Alternatives: pgvector, Pinecone
Adds 150ms and lifts answer relevance by 30% on code Q&A. Worth the latency at developer-tool latency budgets.
Alternatives: Cohere Rerank 3, Jina Reranker
Best at following file:line citation formats and distinguishing between similar symbol names. Rarely conflates methods from different classes.
Alternatives: GPT-4o, Gemini 2.5 Pro
Cost at each scale
Prototype
1 repo · 100k LOC · 1k queries/mo
$60/mo
Startup
10 repos · 5M LOC · 50k queries/mo
$1,800/mo
Scale
1000 repos · 500M LOC · 2M queries/mo
$28,000/mo
Latency budget
Tradeoffs
AST chunking vs character chunking
Character-based splitting at 512 tokens cuts across function boundaries, producing chunks that lack context. tree-sitter chunking at symbol boundaries improves retrieval recall by 40 to 50% on real codebases. The extra setup time is worth it.
Code embeddings vs text embeddings
Text embedding models like OpenAI text-embedding-3-large work, but underperform by 15 to 25% on code retrieval. If you have access to Voyage Code-3 or Nomic Embed Code, use them. The quality difference is measurable.
API embeddings vs self-hosted
Voyage Code-3 via API costs about $0.00012 per 1k tokens and outperforms most self-hosted alternatives. Nomic Embed Code is competitive and free to self-host if data residency matters.
Failure modes & guardrails
Index is stale after merge
Mitigation: Track the last-indexed commit hash per file. On each repo event, reindex only changed files. For monorepos with millions of files, full reindexes are too slow — incremental is a requirement.
Large files overflow context
Mitigation: Cap chunk size at 800 tokens. For files above 5000 lines (generated code, fixtures), skip indexing entirely unless explicitly included.
Multi-file context breaks answers
Mitigation: Build a lightweight import graph alongside the vector index. When the top chunk imports from another file, add the imported symbol's chunk to the context automatically.
LLM fabricates file paths
Mitigation: Post-process every file path the LLM emits. Validate each path against the actual repo file tree. Reject answers that reference non-existent paths.

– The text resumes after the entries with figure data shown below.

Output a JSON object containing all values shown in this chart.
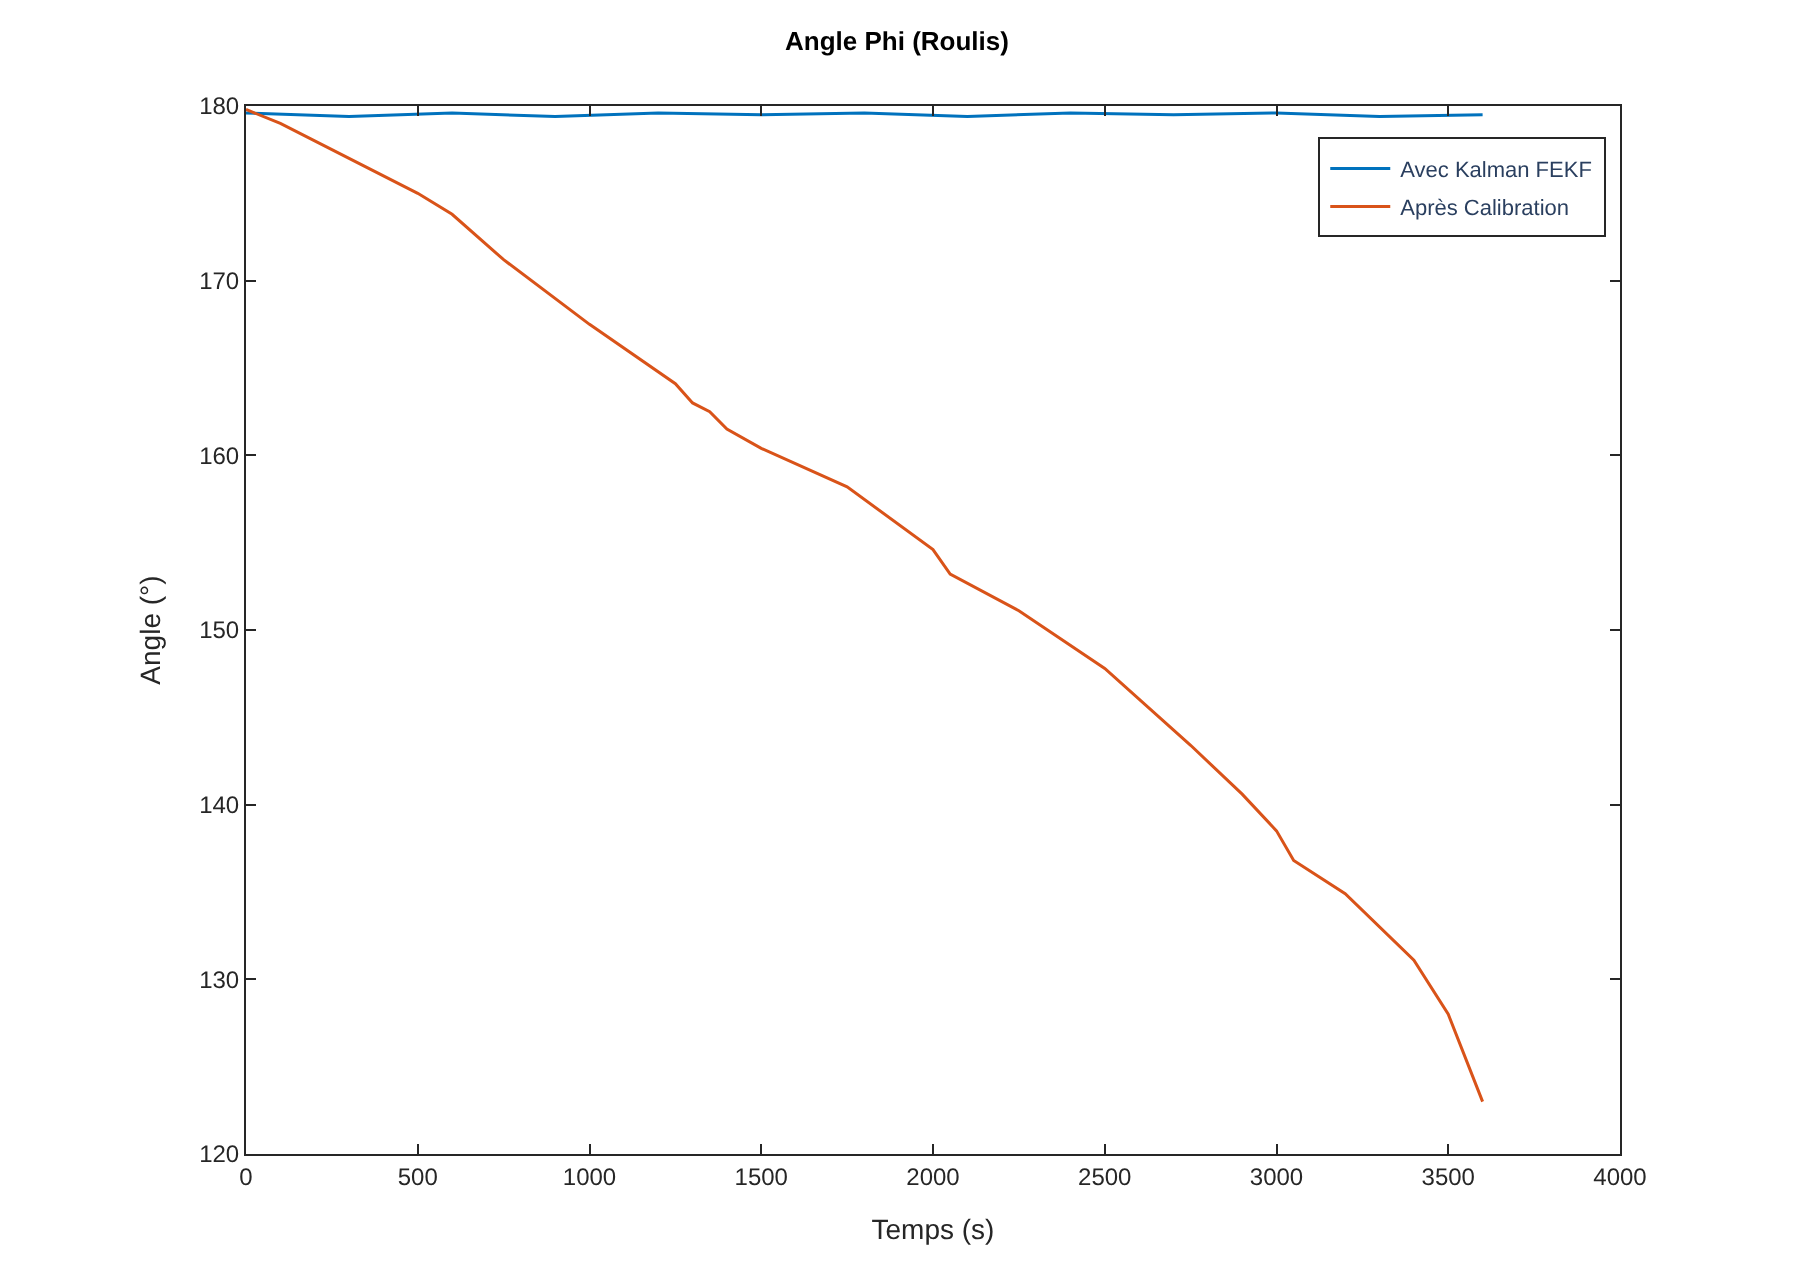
{
  "chart_data": {
    "type": "line",
    "title": "Angle Phi (Roulis)",
    "xlabel": "Temps (s)",
    "ylabel": "Angle (°)",
    "xlim": [
      0,
      4000
    ],
    "ylim": [
      120,
      180
    ],
    "xticks": [
      0,
      500,
      1000,
      1500,
      2000,
      2500,
      3000,
      3500,
      4000
    ],
    "yticks": [
      120,
      130,
      140,
      150,
      160,
      170,
      180
    ],
    "legend": "top right",
    "marker": "none",
    "line_style": "solid",
    "series": [
      {
        "name": "Avec Kalman FEKF",
        "color": "#0072bd",
        "x": [
          0,
          300,
          600,
          900,
          1200,
          1500,
          1800,
          2100,
          2400,
          2700,
          3000,
          3300,
          3600
        ],
        "values": [
          179.6,
          179.4,
          179.6,
          179.4,
          179.6,
          179.5,
          179.6,
          179.4,
          179.6,
          179.5,
          179.6,
          179.4,
          179.5
        ]
      },
      {
        "name": "Après Calibration",
        "color": "#d95319",
        "x": [
          0,
          100,
          250,
          500,
          600,
          750,
          1000,
          1250,
          1300,
          1350,
          1400,
          1500,
          1750,
          2000,
          2050,
          2250,
          2500,
          2750,
          2900,
          3000,
          3050,
          3200,
          3400,
          3500,
          3600
        ],
        "values": [
          179.8,
          179,
          177.5,
          175,
          173.8,
          171.2,
          167.5,
          164.1,
          163,
          162.5,
          161.5,
          160.4,
          158.2,
          154.6,
          153.2,
          151.1,
          147.8,
          143.4,
          140.6,
          138.5,
          136.8,
          134.9,
          131.1,
          128,
          123
        ]
      }
    ]
  }
}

Poor recall on non-English code comments
Mitigation: Run a language-detection pass at ingest. For non-English comment-heavy code, add a machine-translated English summary to the chunk metadata before embedding.
Frequently asked questions
How much does codebase RAG cost at scale?
At 1000 repos and 2M queries per month, budget $25k to $30k per month. The LLM synthesis step dominates at around 50% of total cost. Prompt caching reduces this by 20 to 30% on repeated codebases.
Which embedding model is best for code?
Voyage Code-3 leads code retrieval benchmarks in 2026. Nomic Embed Code is the best self-hostable option and is competitive with Voyage. OpenAI text-embedding-3-large works but underperforms by 15 to 25% on code-specific queries.
How does Cursor do codebase search?
Cursor uses a combination of symbol-level chunking, code-aware embeddings, and local indexing with a background sync daemon. They index only changed files on each save to keep the index fresh without expensive full reindexes.
Why use tree-sitter instead of plain text chunking?
Plain character-based chunking cuts through function boundaries, returning fragments that lack the signature, body, and context needed to answer questions accurately. tree-sitter splits at symbol boundaries — functions, classes, interfaces — so each chunk is a complete semantic unit. Retrieval recall improves 40 to 50%.
Should I use a managed API for embeddings or self-host?
For most teams, Voyage Code-3 via API is the right choice: no infrastructure to run, better quality, and low cost at $0.00012 per 1k tokens. Self-host Nomic Embed Code if you have data residency requirements or are processing more than 500M tokens per month.
How do I handle a monorepo with millions of files?
Index only source files — exclude generated code, test fixtures, and vendored dependencies. Use incremental reindexing keyed on commit hashes so only changed files are reembedded. A monorepo with 1M source files typically produces 3 to 5M chunks after filtering.